Barakat does not follow a clear plot, but rambles with Mitri around the city and his thoughts.  Her words are beautiful and satisfying, although they left me feeling that they hid as much as they revealed.  Perhaps readers with more knowledge of Beirut and the intersecting histories it contains will understand more than I did.   For me, the sense of mystery and confusion that pervades the book is just right.   Although I know little about the explicit location, I empathize because today we all must live and deal with physical and emotional remnants of a breaking and broken world.

The language in book circles around cloth and its title, The Tiller of the Waters.

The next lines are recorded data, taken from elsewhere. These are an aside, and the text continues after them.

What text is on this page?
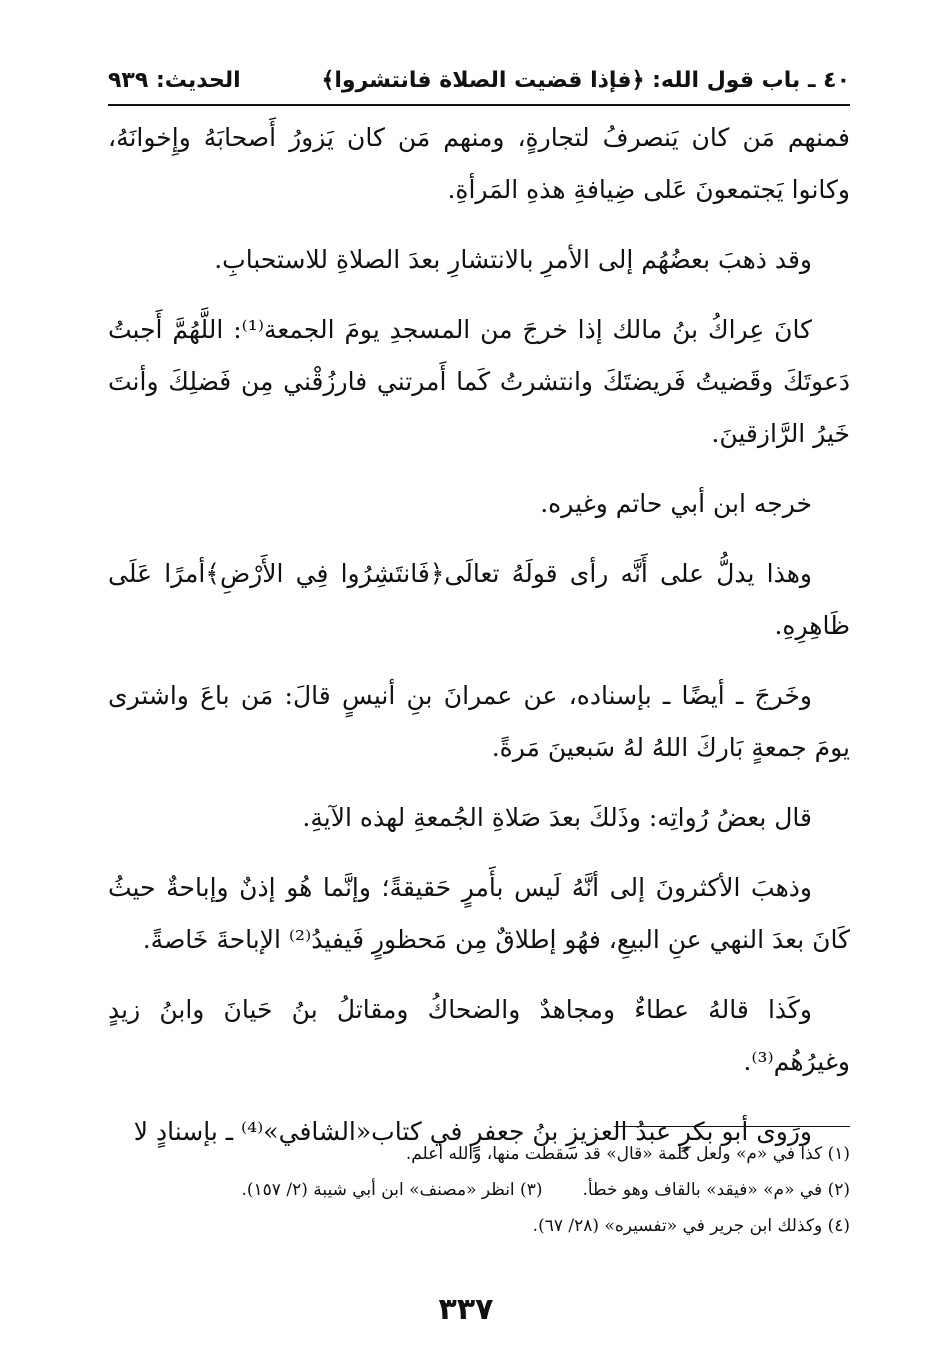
٤٠ ـ باب قول الله: ﴿فإذا قضيت الصلاة فانتشروا﴾
الحديث: ٩٣٩

فمنهم مَن كان يَنصرفُ لتجارةٍ، ومنهم مَن كان يَزورُ أَصحابَهُ وإِخوانَهُ، وكانوا يَجتمعونَ عَلى ضِيافةِ هذهِ المَرأةِ.

وقد ذهبَ بعضُهُم إلى الأمرِ بالانتشارِ بعدَ الصلاةِ للاستحبابِ.

كانَ عِراكُ بنُ مالك إذا خرجَ من المسجدِ يومَ الجمعة⁽¹⁾: اللَّهُمَّ أَجبتُ دَعوتَكَ وقَضيتُ فَريضتَكَ وانتشرتُ كَما أَمرتني فارزُقْني مِن فَضلِكَ وأنتَ خَيرُ الرَّازقينَ.

خرجه ابن أبي حاتم وغيره.

وهذا يدلُّ على أَنَّه رأى قولَهُ تعالَى﴿فَانتَشِرُوا فِي الأَرْضِ﴾أمرًا عَلَى ظَاهِرِهِ.

وخَرجَ ـ أيضًا ـ بإسناده، عن عمرانَ بنِ أنيسٍ قالَ: مَن باعَ واشترى يومَ جمعةٍ بَاركَ اللهُ لهُ سَبعينَ مَرةً.

قال بعضُ رُواتِه: وذَلكَ بعدَ صَلاةِ الجُمعةِ لهذه الآيةِ.

وذهبَ الأكثرونَ إلى أنَّهُ لَيس بأَمرٍ حَقيقةً؛ وإنَّما هُو إذنٌ وإباحةٌ حيثُ كَانَ بعدَ النهي عنِ البيعِ، فهُو إطلاقٌ مِن مَحظورٍ فَيفيدُ⁽²⁾ الإباحةَ خَاصةً.

وكَذا قالهُ عطاءٌ ومجاهدٌ والضحاكُ ومقاتلُ بنُ حَيانَ وابنُ زيدٍ وغيرُهُم⁽³⁾.

ورَوى أبو بكرٍ عبدُ العزيزِ بنُ جعفرٍ في كتاب«الشافي»⁽⁴⁾ ـ بإسنادٍ لا

(١) كذا في «م» ولعل كلمة «قال» قد سقطت منها، والله أعلم.

(٢) في «م» «فيقد» بالقاف وهو خطأ.
(٣) انظر «مصنف» ابن أبي شيبة (٢/ ١٥٧).

(٤) وكذلك ابن جرير في «تفسيره» (٢٨/ ٦٧).

٣٣٧
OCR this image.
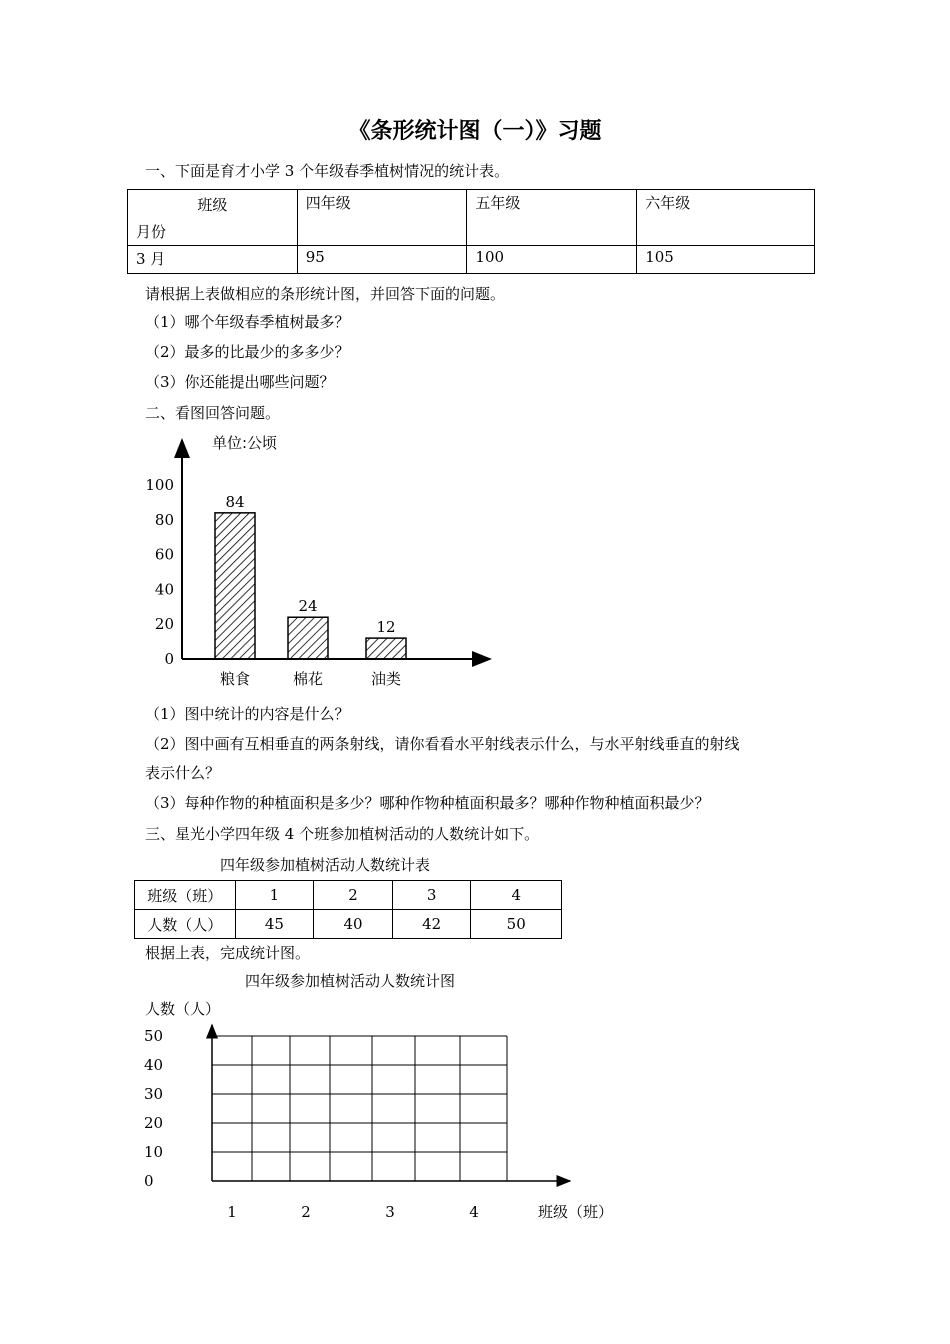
《条形统计图（一）》习题
一、下面是育才小学 3 个年级春季植树情况的统计表。
班级
月份	四年级	五年级	六年级
3 月	95	100	105
请根据上表做相应的条形统计图，并回答下面的问题。
（1）哪个年级春季植树最多？
（2）最多的比最少的多多少？
（3）你还能提出哪些问题？
二、看图回答问题。
单位:公顷
0
20
40
60
80
100
84
粮食
24
棉花
12
油类
（1）图中统计的内容是什么？
（2）图中画有互相垂直的两条射线，请你看看水平射线表示什么，与水平射线垂直的射线
表示什么？
（3）每种作物的种植面积是多少？哪种作物种植面积最多？哪种作物种植面积最少？
三、星光小学四年级 4 个班参加植树活动的人数统计如下。
四年级参加植树活动人数统计表
班级（班）	1	2	3	4
人数（人）	45	40	42	50
根据上表，完成统计图。
四年级参加植树活动人数统计图
人数（人）
班级（班）
0
10
20
30
40
50
1	2	3	4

Planting and tilling the soil are but the weaving of life, the coming and the going, like the movement of a loom, and like the cycle of day and night coming to us in rotation, and like the linkage between sky and earth, life and death.

I strongly recommend this book for those readers who appreciate books with depth and complexity and a sense of what we may never know again.   This is not a book, however, for those who want their stories neat and action-filled.